We may add the NCSE-endorsed declaration of the North Carolina Math and Science Education Network to the list of declarations that “evolution” is to be taught as “fact.” (I freely say, endorsed, as NCSE hosts the declaration, and does so without disclaimer.)
Let us excerpt:
The primary goal of science teaching is to produce a scientifically competent citizenry, one which knows how to distinguish between theories substantiated with sound evidence and theories which cannot be substantiated through evidence. Evolution is identified as being the central unifying role in the biological sciences. If we teach our students that the theory of evolution is not accepted fact, we also put into question scientific advancement in chemistry, physics, astronomy, and all other related fields, as all of these disciplines are built according to similar intellectual stratagems.
School curricula should therefore be determined, not by the political mood of the moment, but by scholarly and academic consensus. North Carolina students deserve an engaging, enriching science curriculum based on the process of the scientific method. Any action opposing the tenets which honor the methodologies of scientific investigation should be viewed as a disservice to North Carolina students and science educators.
As was noted already, an explanation of observed facts may or may not be true, but it is not itself a fact of observation. And, scientific theories (at their best) are just that: inferences to best current explanation that are supported — but not proved beyond dispute or doubt or possibility of revision on new evidence — by facts of observation.
But such a theory is not to be confused with the facts that it seeks to explain. Or else, we run the risk of entrenching and dogmatising what becomes an ideological position, rather than an exercise in what science should be at its best. Namely:
an unfettered (but ethically and intellectually responsible) progressive pursuit of the truth about our world, based on observation, experiment, measurement, logical-mathematical analysis, modelling and discussion among the informed.
This should lead to accurate descriptions and measurements of the facts of observation, provisional but empirically reliable explanations, and the power to predict successfully, and so also to influence or control the forces, phenomena, objects, materials and processes of our world.
Such results are extraordinarily useful, as can be seen from arguably the most useful single scientific theory: Newtonian Dynamics. A factually well-supported theory, it is the foundation stone of much of engineering and practical technology. Yet, we also know — ever since 1880 – 1930 — that when it comes to the worlds of the very fast and/or the very small, it loses that accuracy. That is, we know from this case that an empirically validated model of limited applicability is all we need to make advantageous use of a theory in the real world.
And, from the exposure of gaps in Newtonian physics and the related rise of Relativity and Quantum physics, we know that at no time does the scientific process guarantee that our observations, theories or models will be true beyond reasonable dispute or possibility of revision or even replacement. So, we ask: would it not be wiser to view scientific theories as useful explanatory models rather than as guide-stars of ultimate and undeniable truth about our world?
Ironically, in the very same statements we have been highlighting in this series [cf. here and here], we often find some lip-service to that inherent provisionality of scientific results.
But, when the macro-level theory of evolution comes into contention, we also often find the sort of declaration that his theory is “fact” that we have been exposing and correcting. In this case, the NCSE has unwisely chosen to endorse the claim that “If we teach our students that the theory of evolution is not accepted fact, we also put into question scientific advancement in chemistry, physics, astronomy, and all other related fields.”

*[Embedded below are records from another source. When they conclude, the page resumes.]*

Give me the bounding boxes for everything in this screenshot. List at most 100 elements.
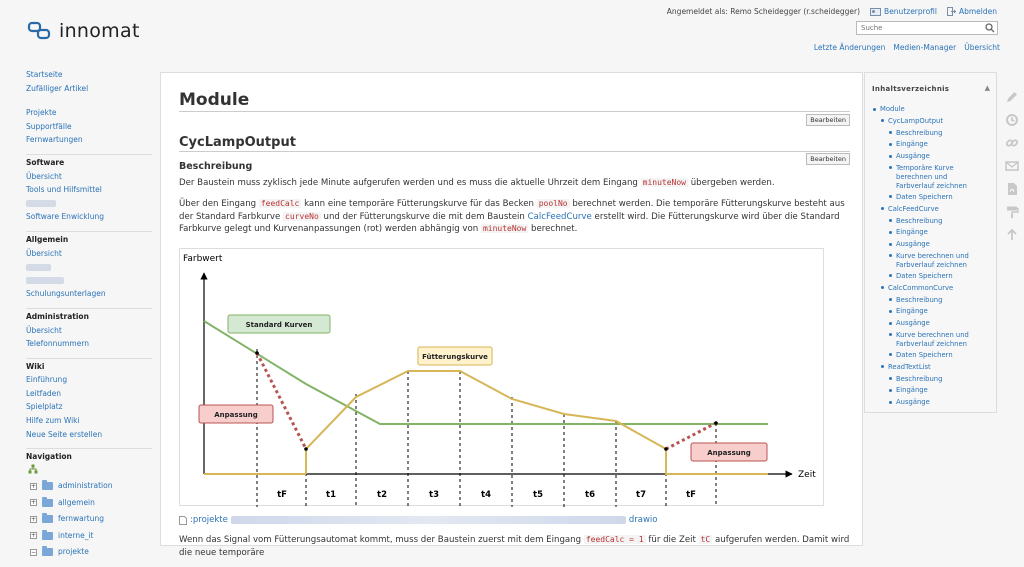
toc-item-label[interactable]: Beschreibung	[896, 296, 942, 304]
toc-item[interactable]: Eingänge	[873, 139, 978, 151]
overview-link[interactable]: Übersicht	[964, 43, 1000, 52]
toc-item-label[interactable]: CycLampOutput	[888, 117, 943, 125]
sidebar-item-administration-overview[interactable]: Übersicht	[26, 324, 152, 338]
tree-node[interactable]: − projekte	[30, 544, 152, 561]
toc-item-label[interactable]: Daten Speichern	[896, 351, 953, 359]
toc-item-label[interactable]: ReadTextList	[888, 363, 931, 371]
toc-item-label[interactable]: Eingänge	[896, 140, 928, 148]
toc-item-label[interactable]: Temporäre Kurve berechnen und Farbverlau…	[896, 164, 978, 191]
pdf-icon[interactable]	[1005, 182, 1019, 196]
tree-root[interactable]	[26, 464, 152, 478]
redacted-link[interactable]	[26, 200, 56, 208]
expand-icon[interactable]: +	[30, 532, 37, 540]
profile-link[interactable]: Benutzerprofil	[870, 7, 937, 16]
sidebar-item-software-development[interactable]: Software Enwicklung	[26, 210, 152, 224]
toc-item[interactable]: Ausgänge	[873, 151, 978, 163]
toc-item[interactable]: Ausgänge	[873, 397, 978, 409]
tree-node[interactable]: + interne_it	[30, 527, 152, 544]
toc-item-label[interactable]: Eingänge	[896, 307, 928, 315]
sidebar-item-einfuehrung[interactable]: Einführung	[26, 373, 152, 387]
toc-item[interactable]: Module	[873, 104, 978, 116]
sidebar-item-allgemein-overview[interactable]: Übersicht	[26, 247, 152, 261]
paint-roller-icon[interactable]	[1005, 205, 1019, 219]
pencil-icon[interactable]	[1005, 90, 1019, 104]
tree-node-label[interactable]: interne_it	[58, 529, 94, 543]
sidebar-item-startseite[interactable]: Startseite	[26, 68, 152, 82]
toc-item[interactable]: Eingänge	[873, 306, 978, 318]
sidebar-item-spielplatz[interactable]: Spielplatz	[26, 400, 152, 414]
sidebar-item-random-article[interactable]: Zufälliger Artikel	[26, 82, 152, 96]
sidebar-item-projekte[interactable]: Projekte	[26, 106, 152, 120]
toc-item[interactable]: Eingänge	[873, 385, 978, 397]
toc-item[interactable]: Eingänge	[873, 227, 978, 239]
redacted-link[interactable]	[26, 277, 64, 285]
toc-item-label[interactable]: Ausgänge	[896, 240, 930, 248]
tree-node[interactable]: + fernwartung	[30, 511, 152, 528]
toc-item-label[interactable]: Ausgänge	[896, 152, 930, 160]
collapse-icon[interactable]: −	[30, 548, 37, 556]
link-icon[interactable]	[1005, 136, 1019, 150]
toc-item[interactable]: Daten Speichern	[873, 271, 978, 283]
toc-item-label[interactable]: Beschreibung	[896, 129, 942, 137]
redacted-link[interactable]	[26, 263, 51, 271]
media-manager-link[interactable]: Medien-Manager	[893, 43, 956, 52]
sidebar-item-fernwartungen[interactable]: Fernwartungen	[26, 133, 152, 147]
logo[interactable]: innomat	[27, 20, 140, 42]
sidebar-item-telefonnummern[interactable]: Telefonnummern	[26, 337, 152, 351]
calcfeedcurve-link[interactable]: CalcFeedCurve	[528, 212, 592, 222]
sidebar-item-wiki-help[interactable]: Hilfe zum Wiki	[26, 414, 152, 428]
toc-item-label[interactable]: Ausgänge	[896, 398, 930, 406]
sidebar-item-software-overview[interactable]: Übersicht	[26, 170, 152, 184]
expand-icon[interactable]: +	[30, 515, 37, 523]
sidebar-item-new-page[interactable]: Neue Seite erstellen	[26, 428, 152, 442]
toc-item-label[interactable]: Eingänge	[896, 228, 928, 236]
toc-item[interactable]: Kurve berechnen und Farbverlauf zeichnen	[873, 330, 978, 350]
logout-link[interactable]: Abmelden	[946, 7, 997, 16]
toc-item-label[interactable]: Daten Speichern	[896, 193, 953, 201]
file-link[interactable]: :projekte drawio	[179, 515, 657, 525]
expand-icon[interactable]: +	[30, 499, 37, 507]
toc-item[interactable]: Ausgänge	[873, 239, 978, 251]
toc-header[interactable]: Inhaltsverzeichnis	[872, 85, 949, 93]
tree-node-label[interactable]: fernwartung	[58, 512, 104, 526]
sidebar-item-schulungsunterlagen[interactable]: Schulungsunterlagen	[26, 287, 152, 301]
search-input[interactable]	[856, 21, 998, 35]
toc-item-label[interactable]: CalcFeedCurve	[888, 205, 939, 213]
arrow-up-icon[interactable]	[1005, 228, 1019, 242]
toc-item[interactable]: Beschreibung	[873, 216, 978, 228]
toc-item[interactable]: CycLampOutput	[873, 116, 978, 128]
file-link-prefix[interactable]: :projekte	[190, 515, 228, 525]
recent-changes-link[interactable]: Letzte Änderungen	[814, 43, 885, 52]
toc-item[interactable]: Daten Speichern	[873, 192, 978, 204]
edit-section-button[interactable]: Bearbeiten	[806, 153, 850, 165]
toc-item[interactable]: Beschreibung	[873, 128, 978, 140]
tree-node-label[interactable]: allgemein	[58, 496, 95, 510]
sidebar-item-leitfaden[interactable]: Leitfaden	[26, 387, 152, 401]
toc-item[interactable]: CalcFeedCurve	[873, 204, 978, 216]
toc-item-label[interactable]: CalcCommonCurve	[888, 284, 953, 292]
tree-node[interactable]: + administration	[30, 478, 152, 495]
toc-item[interactable]: Temporäre Kurve berechnen und Farbverlau…	[873, 163, 978, 192]
history-icon[interactable]	[1005, 113, 1019, 127]
mail-icon[interactable]	[1005, 159, 1019, 173]
toc-item[interactable]: Beschreibung	[873, 374, 978, 386]
sidebar-item-tools[interactable]: Tools und Hilfsmittel	[26, 183, 152, 197]
toc-item[interactable]: Daten Speichern	[873, 350, 978, 362]
collapse-toc-icon[interactable]: ▲	[985, 84, 990, 92]
toc-item-label[interactable]: Daten Speichern	[896, 272, 953, 280]
toc-item[interactable]: CalcCommonCurve	[873, 283, 978, 295]
toc-item[interactable]: ReadTextList	[873, 362, 978, 374]
toc-item[interactable]: Ausgänge	[873, 318, 978, 330]
toc-item-label[interactable]: Kurve berechnen und Farbverlauf zeichnen	[896, 252, 978, 270]
edit-section-button[interactable]: Bearbeiten	[806, 114, 850, 126]
expand-icon[interactable]: +	[30, 482, 37, 490]
sidebar-item-supportfaelle[interactable]: Supportfälle	[26, 120, 152, 134]
toc-item-label[interactable]: Eingänge	[896, 386, 928, 394]
toc-item-label[interactable]: Kurve berechnen und Farbverlauf zeichnen	[896, 331, 978, 349]
tree-node[interactable]: + allgemein	[30, 494, 152, 511]
tree-node-label[interactable]: projekte	[58, 545, 89, 559]
toc-item-label[interactable]: Beschreibung	[896, 375, 942, 383]
tree-node-label[interactable]: administration	[58, 479, 112, 493]
toc-item[interactable]: Kurve berechnen und Farbverlauf zeichnen	[873, 251, 978, 271]
toc-item-label[interactable]: Beschreibung	[896, 217, 942, 225]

That is plainly an over-wrought ideological declaration, not a declaration of sound scientific or education principle.
Worse, it is a capital example of projecting a turnabout propagandistic accusation unto one’s critics: in the cause of imposing an over-wrought ideological declaration that evolution is “fact,” in the hope of embedding it in science education, NCSE endorses the implicit accusation that those who would challenge the supremacy of evolutionary materialism in science, education and policy are politically — and by inference, illegitimately — motivated. (The dogmatic circularity of assuming the factual status of “evolution” to infer that critics could not be motivated by principled concerns that something has gone terribly wrong with current origins science through imposition of a priori evolutionary materialism should be obvious, as should the unconscious irony.)
Its root is obvious, the same underlying Lewontinian a priori evolutionary materialism that now so plainly dominates origins science and science education on origins-related topics:
It is not that the methods and institutions of science somehow compel us to accept a material explanation of the phenomenal world, but, on the contrary, that we are forced by our a priori adherence to material causes to create an apparatus of investigation and a set of concepts that produce material explanations, no matter how counter-intuitive, no matter how mystifying to the uninitiated. Moreover, that materialism is absolute, for we cannot allow a Divine Foot in the door. [From: “Billions and Billions of Demons,” NYRB, January 9, 1997. Emphasis added.]
So, let us ask: why should we allow ourselves to be fettered by such an a priori, which is demonstrably distorting not only science but also education?
And: if we do so, what is it likely to lead to for us, for science, and for our civilisation?